The First Victory Was Showing Up
A little over four months ago I was not in a great place.
Worse, the Volant Michel Vaillant x YEMA shootout was approaching and I did not even want to go. Career changes combined with personal challenges were shaking up my routine. I always felt-without truly believing it-that I might be slightly above average behind the wheel. Not a prodigy, but with the right training, mentorship, and a head start when I was younger, maybe I could have shined a little. That never happened.
Now picture me at the shootout, surrounded by passionate drivers who had already logged real seat time, suddenly discovering that I did not have that natural ability.
It could have crushed me. Going meant risking the collapse of the one dream that kept me afloat when I badly needed a boost. My morale might never have recovered. Thankfully, that is not how it turned out.
A bit of mental prep and three days at the shootout later, I earned the right to represent Michel Vaillant by winning the 2021 edition organized by Classic Racing School and the Vaillante Academie.


I did not see that coming.
Honestly, it still has not sunk in. Nobody around me can quite process it either.
Surreal chat with a friend (not exactly a motorsport nut):
"Hey, guess what? I'm doing a season in Historic Formula Ford!" "So... not karting anymore?" "Nope, real deal." "You're going to look like... what's the name of that comic-book driver?" "Michel Vaillant?" "Yeah, that one!" "Actually, I need to tell you something..."
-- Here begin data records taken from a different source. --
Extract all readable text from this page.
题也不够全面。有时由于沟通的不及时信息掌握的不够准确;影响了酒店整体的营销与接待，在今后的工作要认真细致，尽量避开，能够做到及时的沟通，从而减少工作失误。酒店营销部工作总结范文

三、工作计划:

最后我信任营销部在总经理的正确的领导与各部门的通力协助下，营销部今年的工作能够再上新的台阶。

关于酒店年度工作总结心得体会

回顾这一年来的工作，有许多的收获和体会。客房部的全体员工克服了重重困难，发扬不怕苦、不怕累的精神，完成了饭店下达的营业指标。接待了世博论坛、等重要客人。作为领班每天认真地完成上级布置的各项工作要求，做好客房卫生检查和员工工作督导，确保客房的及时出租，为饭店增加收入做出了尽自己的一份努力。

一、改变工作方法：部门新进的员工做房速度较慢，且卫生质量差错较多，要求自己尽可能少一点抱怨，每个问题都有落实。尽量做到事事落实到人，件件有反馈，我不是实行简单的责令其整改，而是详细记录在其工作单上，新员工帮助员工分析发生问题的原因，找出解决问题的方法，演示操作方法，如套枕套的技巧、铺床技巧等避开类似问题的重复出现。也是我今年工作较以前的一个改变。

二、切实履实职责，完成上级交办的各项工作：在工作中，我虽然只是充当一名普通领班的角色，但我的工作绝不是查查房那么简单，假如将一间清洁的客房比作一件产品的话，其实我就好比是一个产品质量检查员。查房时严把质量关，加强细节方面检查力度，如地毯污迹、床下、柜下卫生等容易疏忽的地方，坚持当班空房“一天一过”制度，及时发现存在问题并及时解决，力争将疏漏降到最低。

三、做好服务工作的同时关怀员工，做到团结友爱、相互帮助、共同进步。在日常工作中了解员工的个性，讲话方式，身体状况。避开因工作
Four months on, the shootout gave me:
- Proof that I really can do what I thought I could.
- Desire-lots of it.
- A professional reset (everything was fine; my perspective changed).
Close Encounters
Facing the car for the first time hits you hard. Drive that? Me? Are you sure? Because I just spotted a scooter outside the workshop, and that seems a lot safer...
That's pretty much what I think even before a kart race.
This time it is different. Winning the shootout legitimized my place in the cockpit. That feeling is new. I'm used to being the outsider: the guy who is not supposed to be there but will squeeze every ounce out of the opportunity.
That mindset carried me through my first kart race in 2012 and every race since.
This time seasoned professionals tell me: "Relax, you've got this."
Still strange. But even better: I'll have technical support and proper gear.
Big League
In amateur karting most folks run with minimal equipment. There are always a few hardcore racers who buy full FIA suits only to end up in the gravel at Turn 1, but most are regular people sacrificing a lot for a podium-sleeping in their cars, living on plain baguette sandwiches to save every euro.
I was usually a notch better off, but still closer to that world than the polished paddock of a national series.
Here it's another universe entirely. Classic Racing School sets me up like a pro. Fitted gear, immaculate cars, expert staff-it feels like stepping into a comic book panel.
Logistics Worthy of a Factory Team
I arrive wearing the colors of Vaillante, RRS, and Yema. The team handles everything: car prep, schedules, catering. I just need to focus on driving.
The Classic Racing School crew and Vaillante Academie are a well-oiled machine. From mechanics to coordinators, everyone knows exactly what to do. Watching them work, you realize how much professionalism goes into making a weekend feel effortless for the driver.
Mental Load
Physically, I'm ready. I've doubled down on training-cardio, strength, neck work. Motorsport is intense; I refuse to let fitness be the weak link.
The mental side matters even more. The shootout taught me I can rely on it. I visualize relentlessly-three to four weeks out. Headphones on, I build mental movies, brutally realistic, with no shortcuts.
I picture every scenario: ultra-late braking while staying precise, missing a shift but holding the line, getting passed and instantly plotting a counter. I run through every corner, every situation. It takes ages, but it works. It's what makes me a strong outsider.
That is the mindset I bring to Magny-Cours.
Let's be honest: against drivers who have been honing their craft for twenty years, I am not there yet. But mentally, when the lights go out, I change. That rush is why I race.
It is the same feeling that helped me win the shootout, that helped me set fastest lap in my very first kart race. That hunger is addictive.
What's Missing?
If the mental game is solid and the body holds up, all I need is more seat time and technical polish. Fortunately Classic Racing School has my back. I lean on guidance from the team, the coaches, even Pierre Sancinan when he checks in from afar.
We dissect lines, car behavior, corrections. The car itself is beautifully balanced-more forgiving than the Crossles. You can tell Classic Racing School knows their setup craft. It inspires confidence, and they look after everyone, not just me.
I've logged half a dozen 20-minute sessions at Circuit du Bourbonnais-about race length each time. I'm still off the pace of Stephane Brunetti, my on-site coach, but my lap chart shows steady progress and tight consistency.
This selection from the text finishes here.